Mr Sai Tun Shwe received a call from his mother-in-law asking him not to enter her village.
Then, he ran out of drinking water. "I asked the shop to deliver more, but they didn't after finding out I had come back from Thailand. In the end, I had to hail a passing water truck," he said.
THE NEXT WAVE
Dr Duigan estimated that 3.5 million migrant workers from Myanmar, Vietnam, Laos and Cambodia remain in Thailand.
Given regional lockdowns, border closures, as well as cancellation of celebrations for the traditional new year in Cambodia, Laos, Myanmar and Thailand that starts next Monday, this year's seasonal mass migration through unofficial crossings is likely to be smaller.
To avoid inadvertently triggering another exodus, Thailand's labour ministry wants to allow workers to remain employed beyond the expiration of their work permits while borders are still sealed.
But a lot still depends on how much work is available, as lockdowns bring the regional economies to their knees.
According to the Asian Development Bank, Thailand is expected to see a full-year economic contraction this year, by 4.8 per cent.

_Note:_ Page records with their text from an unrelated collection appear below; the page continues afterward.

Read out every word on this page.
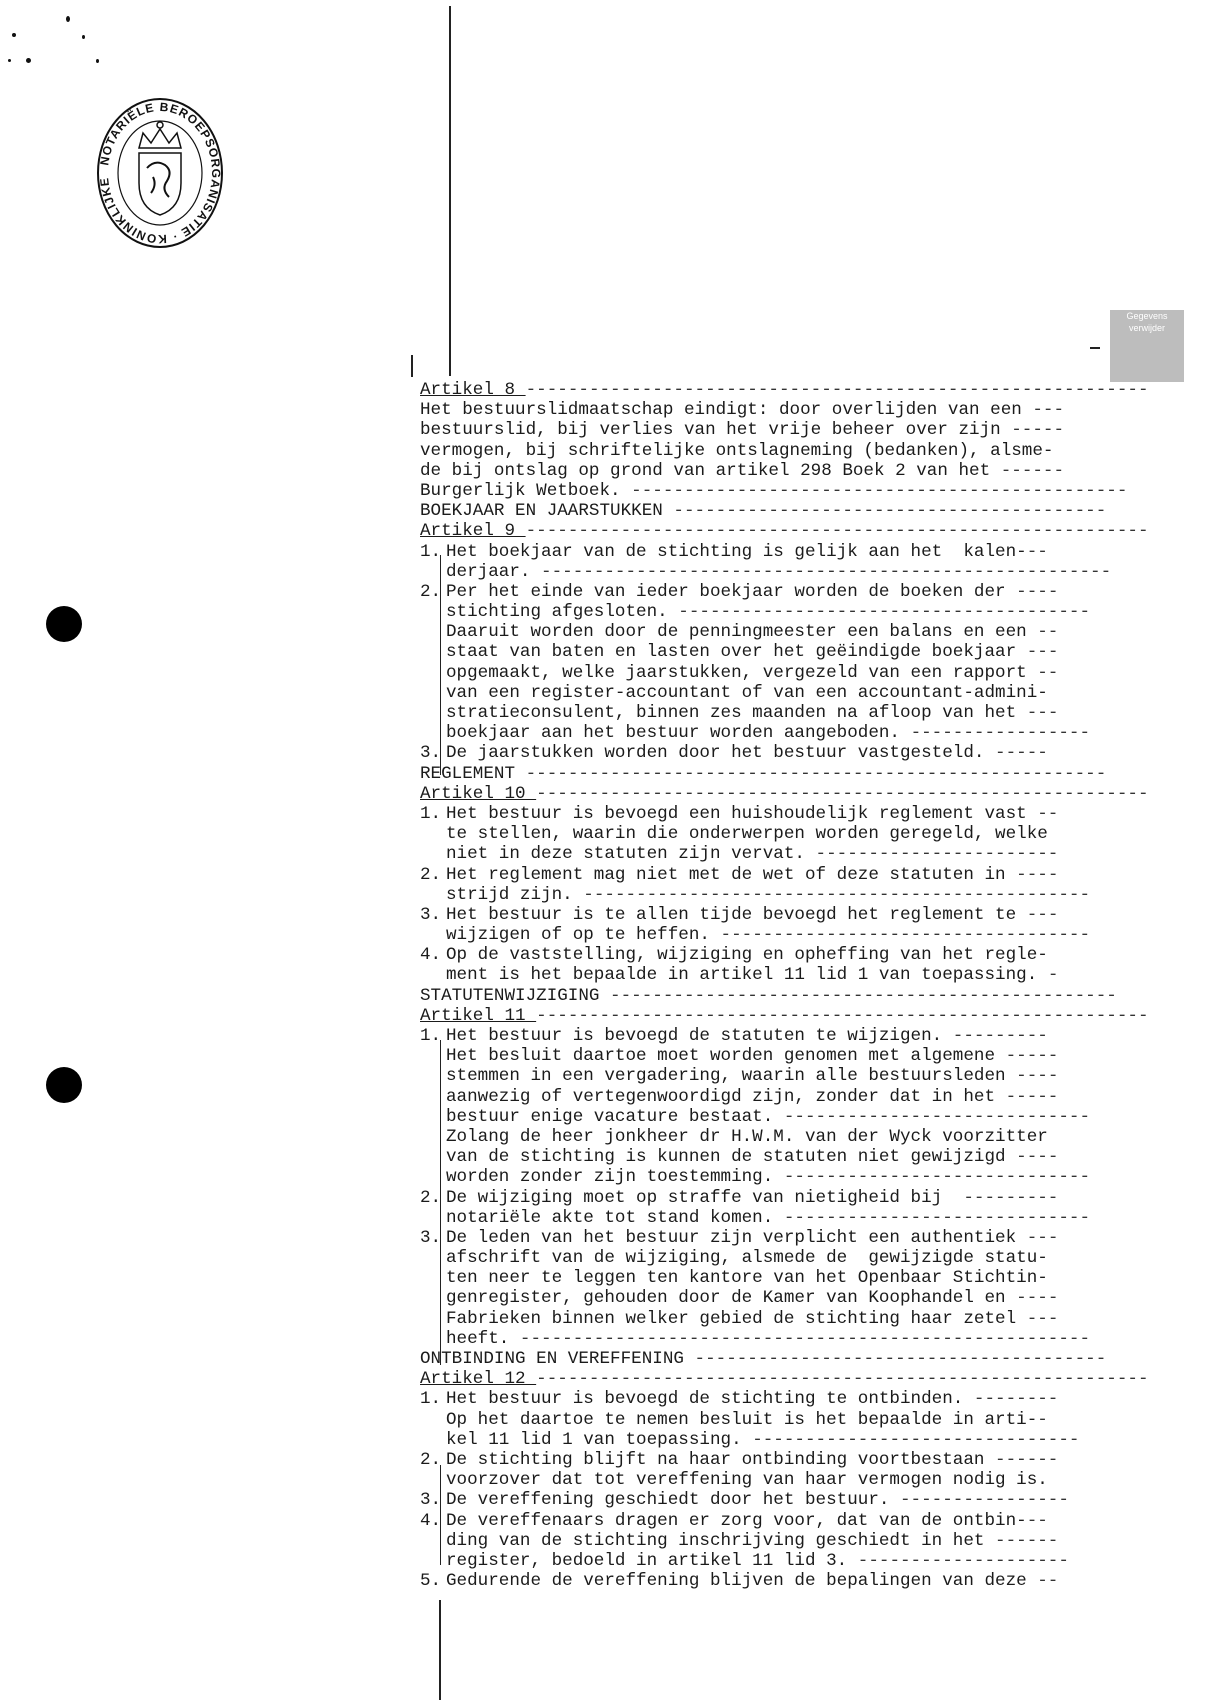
NOTARIËLE BEROEPSORGANISATIE · KONINKLIJKE
Gegevens verwijder
Artikel 8 -----------------------------------------------------------
Het bestuurslidmaatschap eindigt: door overlijden van een ---
bestuurslid, bij verlies van het vrije beheer over zijn -----
vermogen, bij schriftelijke ontslagneming (bedanken), alsme-
de bij ontslag op grond van artikel 298 Boek 2 van het ------
Burgerlijk Wetboek. -----------------------------------------------
BOEKJAAR EN JAARSTUKKEN -----------------------------------------
Artikel 9 -----------------------------------------------------------
1. Het boekjaar van de stichting is gelijk aan het  kalen---
derjaar. ------------------------------------------------------
2. Per het einde van ieder boekjaar worden de boeken der ----
stichting afgesloten. ---------------------------------------
Daaruit worden door de penningmeester een balans en een --
staat van baten en lasten over het geëindigde boekjaar ---
opgemaakt, welke jaarstukken, vergezeld van een rapport --
van een register-accountant of van een accountant-admini-
stratieconsulent, binnen zes maanden na afloop van het ---
boekjaar aan het bestuur worden aangeboden. -----------------
3. De jaarstukken worden door het bestuur vastgesteld. -----
REGLEMENT -------------------------------------------------------
Artikel 10 ----------------------------------------------------------
1. Het bestuur is bevoegd een huishoudelijk reglement vast --
te stellen, waarin die onderwerpen worden geregeld, welke
niet in deze statuten zijn vervat. -----------------------
2. Het reglement mag niet met de wet of deze statuten in ----
strijd zijn. ------------------------------------------------
3. Het bestuur is te allen tijde bevoegd het reglement te ---
wijzigen of op te heffen. -----------------------------------
4. Op de vaststelling, wijziging en opheffing van het regle-
ment is het bepaalde in artikel 11 lid 1 van toepassing. -
STATUTENWIJZIGING ------------------------------------------------
Artikel 11 ----------------------------------------------------------
1. Het bestuur is bevoegd de statuten te wijzigen. ---------
Het besluit daartoe moet worden genomen met algemene -----
stemmen in een vergadering, waarin alle bestuursleden ----
aanwezig of vertegenwoordigd zijn, zonder dat in het -----
bestuur enige vacature bestaat. -----------------------------
Zolang de heer jonkheer dr H.W.M. van der Wyck voorzitter
van de stichting is kunnen de statuten niet gewijzigd ----
worden zonder zijn toestemming. -----------------------------
2. De wijziging moet op straffe van nietigheid bij  ---------
notariële akte tot stand komen. -----------------------------
3. De leden van het bestuur zijn verplicht een authentiek ---
afschrift van de wijziging, alsmede de  gewijzigde statu-
ten neer te leggen ten kantore van het Openbaar Stichtin-
genregister, gehouden door de Kamer van Koophandel en ----
Fabrieken binnen welker gebied de stichting haar zetel ---
heeft. ------------------------------------------------------
ONTBINDING EN VEREFFENING ---------------------------------------
Artikel 12 ----------------------------------------------------------
1. Het bestuur is bevoegd de stichting te ontbinden. --------
Op het daartoe te nemen besluit is het bepaalde in arti--
kel 11 lid 1 van toepassing. -------------------------------
2. De stichting blijft na haar ontbinding voortbestaan ------
voorzover dat tot vereffening van haar vermogen nodig is.
3. De vereffening geschiedt door het bestuur. ----------------
4. De vereffenaars dragen er zorg voor, dat van de ontbin---
ding van de stichting inschrijving geschiedt in het ------
register, bedoeld in artikel 11 lid 3. --------------------
5. Gedurende de vereffening blijven de bepalingen van deze --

Should Thailand choose to extend its current nationwide 10pm to 4am curfew, for example, even more businesses - and workers - could be hurt.
"If these measures are strengthened in terms of business shut-downs, we can expect that there may be additional movements," said Dr Duigan.
Dr Khin Khin Gyi, a Myanmar health ministry spokesman, said Naypyidaw is working closely with local communities to repurpose football stadiums, monasteries and schools as quarantine centres in preparation for more arrivals.
"If someone refuses quarantine, we will take action," she said.
For now, the remaining migrants should be encouraged to seek medical help or be able to isolate themselves if they show any symptoms of the virus, without fearing they would lose their jobs or incomes, said Dr Duigan.
"Migrants are a key population that must be included in any Covid-19 response," he said.
"If countries aren't considering migrants and aren't considering the impacts public health measures have and try to mitigate them, then the country's overall response to Covid-19 is not going to work."
Infections amid exodus
MARCH 18
Bangkok and larger metropolitan area shut down entertainment spots, including nightclubs, cinemas and massage parlours. Thailand then has 212 cases of coronavirus infection.
MARCH 21
Interior minister orders most border checkpoints closed.
MARCH 22
Bangkok closes beauty salons, malls, golf courses and swimming pools. Restaurants are limited to takeaway services. Surrounding provinces follow suit. The interior ministry orders all border checkpoints closed by March 23. Bangkok's main Mor Chit bus terminal sees 80,000 passengers, according to Bangkok Post.
MARCH 23
Thailand keeps checkpoints open to let migrant workers massing there return home. Late that day, Myanmar confirms its first two cases of infections, of Myanmar citizens returning from United States and Britain.
MARCH 24
Thailand logs 827 cases of infection. Health officials say a 33-year-old Thai man who worked at a bar in Bangkok and went home over the weekend to the northern province of Chiang Rai has tested positive for coronavirus. At this point, about 60,000 migrant workers from Laos, Myanmar and Cambodia have left Thailand since businesses were forced to close, according to the Thai interior ministry.
MARCH 29
Myanmar announces that its latest infected patient is a 44-year-old man who entered the country via the land border with Thailand on March 23, and then travelled to Yangon.
MARCH 30
Another returnee tests positive for the virus. He is a 24-year-old Myanmar national who entered via a border checkpoint with Thailand on March 25, and then travelled to Shan state.